Dave Sable on Recovery

Dave and Lori (Loretta Swenson) are former members of the Fullerton Assembly. They live in North Carolina, where Dave has worked for a well-known Christian ministry since 1995. Their son Nathan is in the Navy.


September 2008   (Comment was first posted on the Assemblyboard.) For me, if I have issues with an Assembly brother who has wronged me, I make an honest attempt to get him to see it.  If he repents, great. If he continually refuses to see it, there comes a point (and everyone has to determine this point for themselves) that I have to just let go of it and accept the fact that I can't control decisions other people make. It is not healthy for me to keep replaying the Assembly scenario in my head. It is time for me to get on with other things in life.

I don't view folks who are still hanging onto the hope that they can help former leaders to repent as bitter. They may be, I suppose, but I don't really know. Honestly, I had to deal with more resentment towards my parents for not preparing me to recognize a dysfunctional system such as the Assembly. I also had to deal with resentment when I see what my son is doing in the Navy and realizing that at his age I was giving my all to what I thought at the time was the work of the Lord.

But I think this is all part of my spiritual growth, where I am accepting the things I cannot change, changing the things I can, and asking God for wisdom to know the difference.

August 2008  I have learned a lot of things being in both the Celebrate Recovery Christian twelve-step recovery program as well as a secular twelve-step group. The truths in recovery have helped me with life-long life-dominating compulsive areas that Watchman Nee, Handbook to Happiness and "identification with Christ" never seemed to touch for me, though I tried and tried and tried to master these books. I even went on a week long vacation in Arizona just to study The Normal Christian Life.
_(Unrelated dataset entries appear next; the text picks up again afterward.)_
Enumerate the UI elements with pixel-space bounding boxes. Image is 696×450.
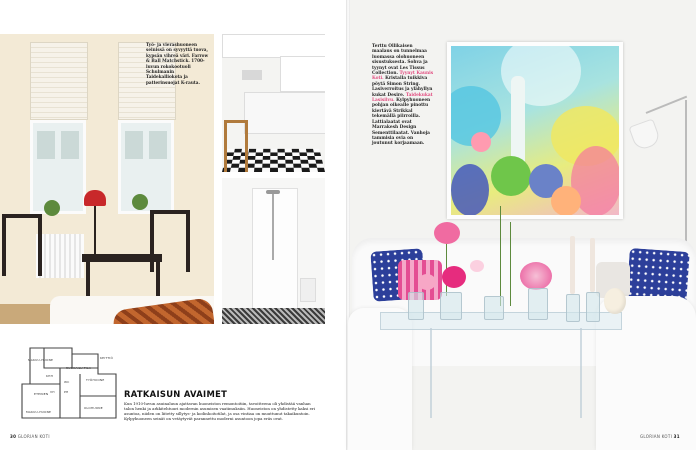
folio-left: [10, 434, 50, 439]
magazine-name: GLORIAN KOTI: [640, 434, 673, 439]
patterned-tile-floor: [222, 308, 325, 324]
rococo-chair: [2, 214, 42, 276]
glass-vase: [408, 292, 424, 320]
candle-holder: [586, 292, 600, 322]
folio-right: [640, 434, 680, 439]
plan-label: ETEINEN: [34, 392, 49, 396]
paint-blob: [451, 164, 489, 215]
section-title: RATKAISUN AVAIMET: [124, 389, 228, 399]
paint-blob: [491, 156, 531, 196]
plant: [44, 200, 60, 216]
candle-holder: [566, 294, 580, 322]
peony-flower: [442, 266, 466, 288]
egg-sculpture: [604, 288, 626, 314]
plan-label: PH: [64, 390, 69, 394]
plan-label: KEITTIÖ: [100, 356, 114, 360]
plan-label: OLOHUONE: [84, 406, 103, 410]
plan-label: VH: [50, 390, 55, 394]
abstract-painting: [451, 46, 619, 215]
candle: [570, 236, 575, 294]
flower-stem: [500, 206, 501, 306]
candle: [590, 238, 595, 292]
caption-text: Kylpyhuoneen pohjan oikealle pinottu kiertävä Strikkal tekemällä piirroilla. Lattialaatat ovat Marrakesh Design Sementtilaatat. Vanhoja tammisia ovia on joutunut korjaamaan.: [372, 98, 431, 147]
plan-label: RUOKAILU-TILA: [66, 366, 92, 370]
plan-label: WC: [64, 380, 70, 384]
radiator-cover: [36, 234, 84, 278]
glass-vase: [440, 292, 462, 320]
glass-vase: [528, 288, 548, 320]
shower-pipe: [272, 190, 274, 260]
plan-label: MAKUU-HUONE: [26, 410, 52, 414]
caption-credit: Tyynyt Kaunis Koti.: [372, 71, 434, 82]
magazine-name: GLORIAN KOTI: [17, 434, 50, 439]
upper-cabinets: [222, 34, 325, 58]
flower-stem: [510, 222, 511, 306]
peony-flower: [470, 260, 484, 272]
wooden-stool: [224, 120, 248, 172]
glass-vase: [484, 296, 504, 320]
kitchen-photo: [222, 34, 325, 172]
shower-head: [266, 190, 280, 194]
plan-label: MAKUU-HUONE: [28, 358, 54, 362]
flower-stem: [446, 236, 447, 296]
counter: [244, 92, 325, 134]
bathroom-photo: [222, 178, 325, 324]
paint-blob: [551, 186, 581, 215]
lamp-pole: [94, 206, 96, 254]
red-lamp-shade: [84, 190, 106, 206]
table-leg: [580, 328, 582, 418]
rose-bouquet: [520, 262, 552, 290]
section-body: Kun 1910-luvun asuinaluun ajattavan huoneiston remontoitiin, tavoitteena oli yhdistää vanhan talon henki ja arkkitehtuuri modernin asumisen vaatimuksiin. Huoneiston on yhdistetty kaksi eri asuntoa, niiden on liitetty sillytys- ja kodinhoitotilat, ja osa vintiaa on muuttunut takaikuntoin. Kylpyhuoneen seinät on vetäytyvät parannettu moderni asuntoon jopa eräs ovat.: [124, 401, 315, 421]
page-number: 30: [10, 434, 17, 439]
shower-glass: [252, 188, 298, 310]
wall-cabinet: [280, 56, 325, 92]
caption-text: Kristalla tuikkiva pöytä Simon String. Lasiverroitus ja ylähyllyn kukat Desire.: [372, 76, 433, 98]
floor-plan: [20, 344, 120, 420]
caption-text: Terttu Ollikaisen maalaus on tunnelmaa luomassa olohuoneen sisustuksesta. Sohva ja tyynyt ovat Les Tissus Collection.: [372, 44, 428, 77]
bedroom-caption: Työ- ja vierashuoneen seinissä on syvyyttä tuova, kypsän vihreä väri. Farrow & Ball Matchstick. 1700-luvun rokokootuoli Schulmanin Taidekalliokota ja patterinsuojat K-rauta.: [146, 42, 209, 85]
toilet: [300, 278, 316, 302]
page-number: 31: [673, 434, 680, 439]
paint-blob: [471, 132, 491, 152]
range-hood: [242, 70, 262, 80]
living-room-caption: [372, 44, 434, 147]
plant: [132, 194, 148, 210]
caption-credit: Taidekukat Lasisiivu.: [372, 92, 433, 104]
table-leg: [430, 328, 432, 418]
window-blind: [30, 42, 88, 120]
window: [30, 120, 86, 214]
peony-flower: [434, 222, 460, 244]
black-chair: [150, 210, 190, 272]
peony-flower: [418, 274, 436, 290]
plan-label: KHH: [46, 374, 54, 378]
plan-label: TYÖHUONE: [86, 378, 105, 382]
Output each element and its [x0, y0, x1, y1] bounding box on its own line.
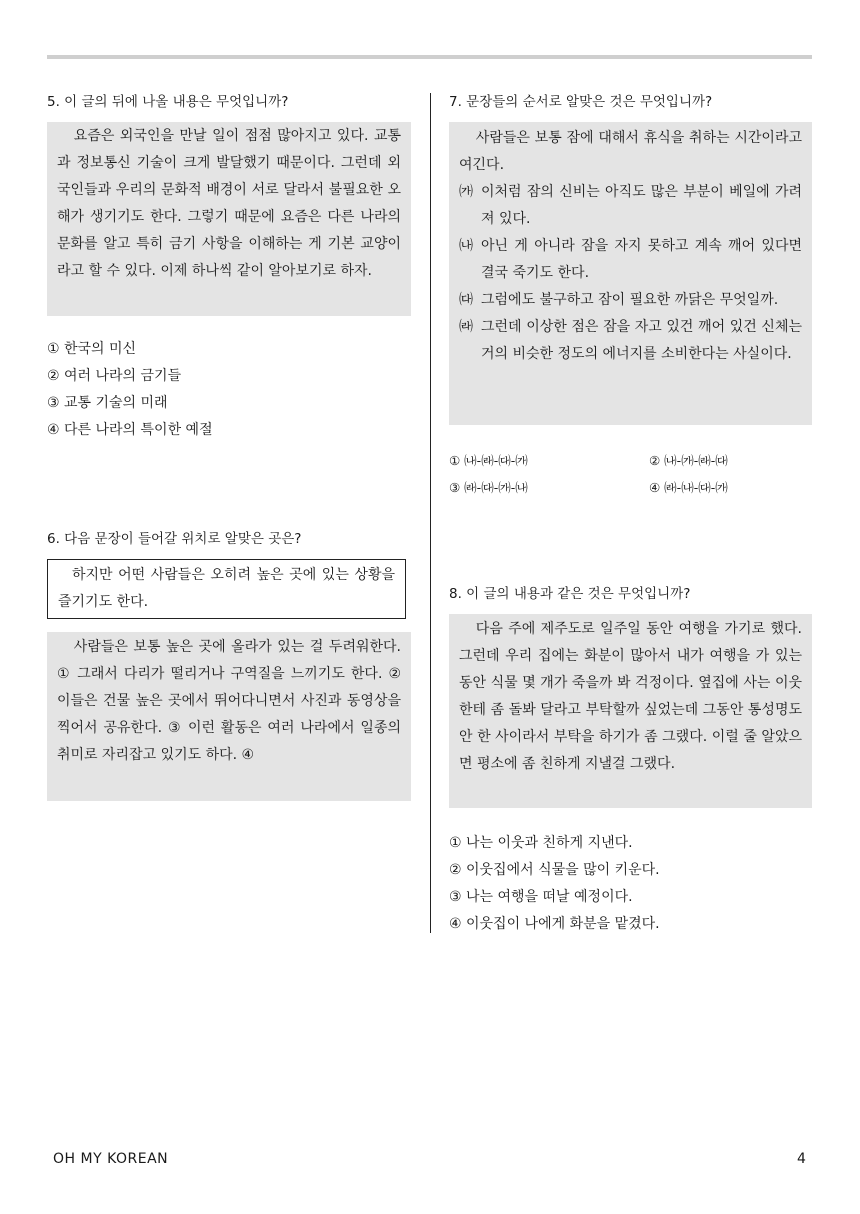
sentence-text: 그럼에도 불구하고 잠이 필요한 까닭은 무엇일까.: [481, 292, 779, 308]
question-8-title: 8. 이 글의 내용과 같은 것은 무엇입니까?: [449, 586, 691, 602]
sentence-text: 이처럼 잠의 신비는 아직도 많은 부분이 베일에 가려져 있다.: [481, 184, 802, 227]
sentence-marker: ㈑: [459, 319, 473, 335]
question-7-sentence-da: [459, 287, 802, 314]
column-divider: [430, 93, 431, 933]
question-5-option[interactable]: ① 한국의 미신: [47, 341, 137, 357]
question-8-passage: [449, 614, 812, 808]
question-7-intro: 사람들은 보통 잠에 대해서 휴식을 취하는 시간이라고 여긴다.: [459, 130, 802, 173]
top-rule: [47, 55, 812, 59]
question-5-options: [47, 336, 213, 444]
question-7-sentence-na: [459, 233, 802, 287]
question-7-passage: [449, 122, 812, 425]
question-5-title: 5. 이 글의 뒤에 나올 내용은 무엇입니까?: [47, 94, 289, 110]
question-8-option[interactable]: ① 나는 이웃과 친하게 지낸다.: [449, 835, 633, 851]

My "higher power as I understand Him" still includes the historical atonement and resurrection and God in triunity. It still accepts the Bible as God's word, though half of it I don't really understand. And I believe the church is still worth supporting with my time and energy. Nevertheless, I went through a period of life where, while I believed God forgave me of my sins, I stopped believing that God would ever deliver me from the power of my sins.

So while these things never caused me to ultimately leave Christ and the church, I see that pain can force someone to go wherever they think the answers might be and to the place where they find something that seems to work for them.

June 2008  In response to Lee I.'s blog post on Keswick burnout, this is what is working for me now:

For me, I no longer think of Christian spirituality in terms of striving towards a perfect state of being. I no longer think that, “If only I just (fill in the blank – reckon my self dead, crucify self, be filled with Christ, master Romans 6, pray more, read my Bible more, deny self, fast etc.) I will arrive.”

This illustration is how I think of things now (I don’t know if it is technically accurate but it is still a good illustration): When a commercial jet is going from point A to point B, it is off course 80% of the time. With wind and heat changes, the jet slightly drifts from its course. The pilot, however, sends a signal every couple of minutes and constantly corrects its course.

To me, this illustrates my Christian spirituality. It isn’t that I never have some really stinky ideas in my head or I don’t react in poor ways. I do drift off course constantly. But as I learn more about God as well as learn about myself, I find that I am able to make course corrections sooner so that I don’t get so far off that I start really making a huge mess of things.

I will never be perfect, per se, in this life. But the spiritual tools and disciplines that I have been given (meditation, prayer, confession, making amends, journaling, teaching, fellowship, communion, etc.) help me correct my course.